Maintenance philosophies batteries.

 

Maintenance philosophies batteries.  

 

There are different philosophies and ambition levels for maintaining and testing batteries. Some examples:

1.      Just replace batteries when they fail or die. Minimum or no maintenance and testing. Obviously, not testing batteries at all is the least costly with considering only maintenance costs but the risks are great. The consequences must be considered when evaluating the cost-risk analysis since the risks are associated with the equipment being supported. Batteries have a limited lifetime and they can fail earlier than expected. Time between outages is usually long and if outages are the only occasions the battery shows its capability risk is high that reduced or no back-up is available when needed. Having batteries as back-up of important installations without any idea of their current health spoils the whole idea of a reliable system.

2.      Replace after a certain time. Minimum or no maintenance and testing. This might also be a risky approach. Batteries can fail earlier than expected. Also it is waste of capital if the batteries are replaced earlier than needed. Properly maintained batteries can live longer than the predetermined replacement time.

3.      A serious maintenance and testing program in order to ensure the batteries are in good condition, prolong their life and to find the optimal time for replacement . A maintenance program including inspection, impedance and capacity testing is the way to track the battery’s state of health. Degradation and faults will be found before they become serious and surprises can be avoided. Maintenance costs are higher but this is what you have to pay for to get the reliability you want for your back-up system.

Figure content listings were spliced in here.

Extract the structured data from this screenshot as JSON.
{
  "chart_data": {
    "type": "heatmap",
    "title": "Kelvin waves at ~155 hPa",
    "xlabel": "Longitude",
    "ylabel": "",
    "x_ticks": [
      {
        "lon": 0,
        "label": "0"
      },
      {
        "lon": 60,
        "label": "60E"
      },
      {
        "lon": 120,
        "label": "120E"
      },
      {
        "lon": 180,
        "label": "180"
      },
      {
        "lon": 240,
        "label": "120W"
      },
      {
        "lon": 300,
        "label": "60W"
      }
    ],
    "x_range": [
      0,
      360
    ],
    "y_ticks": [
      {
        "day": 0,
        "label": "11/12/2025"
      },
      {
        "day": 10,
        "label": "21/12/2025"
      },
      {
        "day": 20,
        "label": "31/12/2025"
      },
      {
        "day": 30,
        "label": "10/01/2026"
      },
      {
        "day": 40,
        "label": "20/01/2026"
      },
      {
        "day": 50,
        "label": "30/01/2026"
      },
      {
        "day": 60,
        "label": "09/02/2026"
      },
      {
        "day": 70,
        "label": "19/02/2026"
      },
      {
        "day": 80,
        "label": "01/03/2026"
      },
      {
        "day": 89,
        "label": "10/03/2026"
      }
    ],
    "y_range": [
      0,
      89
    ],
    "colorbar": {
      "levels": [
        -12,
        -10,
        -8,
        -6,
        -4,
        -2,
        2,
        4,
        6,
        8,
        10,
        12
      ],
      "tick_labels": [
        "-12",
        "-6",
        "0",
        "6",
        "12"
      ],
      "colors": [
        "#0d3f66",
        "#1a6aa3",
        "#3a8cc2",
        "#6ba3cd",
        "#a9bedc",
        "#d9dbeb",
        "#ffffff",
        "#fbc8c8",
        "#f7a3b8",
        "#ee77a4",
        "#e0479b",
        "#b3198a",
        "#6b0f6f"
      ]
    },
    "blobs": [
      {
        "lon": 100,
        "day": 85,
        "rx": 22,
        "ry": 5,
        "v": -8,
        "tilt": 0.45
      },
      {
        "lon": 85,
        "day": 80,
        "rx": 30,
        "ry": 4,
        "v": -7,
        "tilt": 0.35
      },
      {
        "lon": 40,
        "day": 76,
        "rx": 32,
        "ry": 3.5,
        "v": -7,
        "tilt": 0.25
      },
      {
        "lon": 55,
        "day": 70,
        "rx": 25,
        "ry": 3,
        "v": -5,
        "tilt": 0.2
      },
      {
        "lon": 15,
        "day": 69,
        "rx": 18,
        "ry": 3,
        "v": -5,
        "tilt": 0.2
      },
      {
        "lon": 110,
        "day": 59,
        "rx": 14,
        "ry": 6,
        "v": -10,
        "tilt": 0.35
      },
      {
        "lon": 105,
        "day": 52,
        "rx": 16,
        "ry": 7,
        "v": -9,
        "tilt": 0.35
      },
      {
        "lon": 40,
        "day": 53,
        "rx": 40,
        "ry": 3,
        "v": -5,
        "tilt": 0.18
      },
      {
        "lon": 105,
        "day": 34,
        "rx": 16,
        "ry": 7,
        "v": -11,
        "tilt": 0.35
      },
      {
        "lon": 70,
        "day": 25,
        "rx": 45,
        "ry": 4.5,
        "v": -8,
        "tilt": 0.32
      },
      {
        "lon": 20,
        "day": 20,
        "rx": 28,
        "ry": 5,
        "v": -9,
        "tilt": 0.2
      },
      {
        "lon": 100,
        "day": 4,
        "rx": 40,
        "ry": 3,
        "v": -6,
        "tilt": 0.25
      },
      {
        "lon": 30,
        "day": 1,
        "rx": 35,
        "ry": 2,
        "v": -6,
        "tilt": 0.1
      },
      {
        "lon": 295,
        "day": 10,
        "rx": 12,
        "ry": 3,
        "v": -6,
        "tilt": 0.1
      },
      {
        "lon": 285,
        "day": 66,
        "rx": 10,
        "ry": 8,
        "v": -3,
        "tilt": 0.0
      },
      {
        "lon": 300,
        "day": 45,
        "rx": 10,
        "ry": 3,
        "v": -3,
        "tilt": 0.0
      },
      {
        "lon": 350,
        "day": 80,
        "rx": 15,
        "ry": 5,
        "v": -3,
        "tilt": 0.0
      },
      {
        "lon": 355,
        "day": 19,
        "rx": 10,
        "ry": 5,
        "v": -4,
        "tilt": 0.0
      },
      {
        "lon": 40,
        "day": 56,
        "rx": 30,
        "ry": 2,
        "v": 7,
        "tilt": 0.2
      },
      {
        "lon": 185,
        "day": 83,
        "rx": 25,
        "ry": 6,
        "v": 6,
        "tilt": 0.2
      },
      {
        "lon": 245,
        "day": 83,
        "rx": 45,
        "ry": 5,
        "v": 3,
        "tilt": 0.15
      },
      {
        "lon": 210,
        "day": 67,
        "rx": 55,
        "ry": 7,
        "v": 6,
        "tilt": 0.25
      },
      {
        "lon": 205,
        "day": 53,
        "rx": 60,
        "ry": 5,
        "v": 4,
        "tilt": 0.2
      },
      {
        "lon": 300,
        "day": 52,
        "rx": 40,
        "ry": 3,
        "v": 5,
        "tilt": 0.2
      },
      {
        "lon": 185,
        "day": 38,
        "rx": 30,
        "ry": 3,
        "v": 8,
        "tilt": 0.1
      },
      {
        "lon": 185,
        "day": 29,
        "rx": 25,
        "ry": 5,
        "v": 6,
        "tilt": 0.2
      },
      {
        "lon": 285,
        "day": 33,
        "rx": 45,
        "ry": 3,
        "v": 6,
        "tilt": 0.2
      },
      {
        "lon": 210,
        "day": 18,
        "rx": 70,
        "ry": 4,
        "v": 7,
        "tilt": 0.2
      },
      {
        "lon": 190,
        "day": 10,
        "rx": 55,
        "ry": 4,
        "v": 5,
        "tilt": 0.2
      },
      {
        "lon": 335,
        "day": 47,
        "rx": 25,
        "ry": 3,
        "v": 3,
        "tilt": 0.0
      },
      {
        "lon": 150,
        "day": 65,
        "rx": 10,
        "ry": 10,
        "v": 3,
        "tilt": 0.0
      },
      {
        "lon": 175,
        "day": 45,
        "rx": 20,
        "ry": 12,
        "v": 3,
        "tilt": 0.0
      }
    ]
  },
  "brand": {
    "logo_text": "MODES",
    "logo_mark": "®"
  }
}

The best testing scheme is the balance between maintenance costs and risks of losing the battery and the supported equipment. For example, in some transmission substations, there is upwards of $10 million per hour flowing through them. What is the cost of not maintaining battery systems in those substations? A $3000 battery is fairly insignificant compared to the millions of dollars in lost revenues. Each company is different and must individually weigh the cost risk of battery maintenance.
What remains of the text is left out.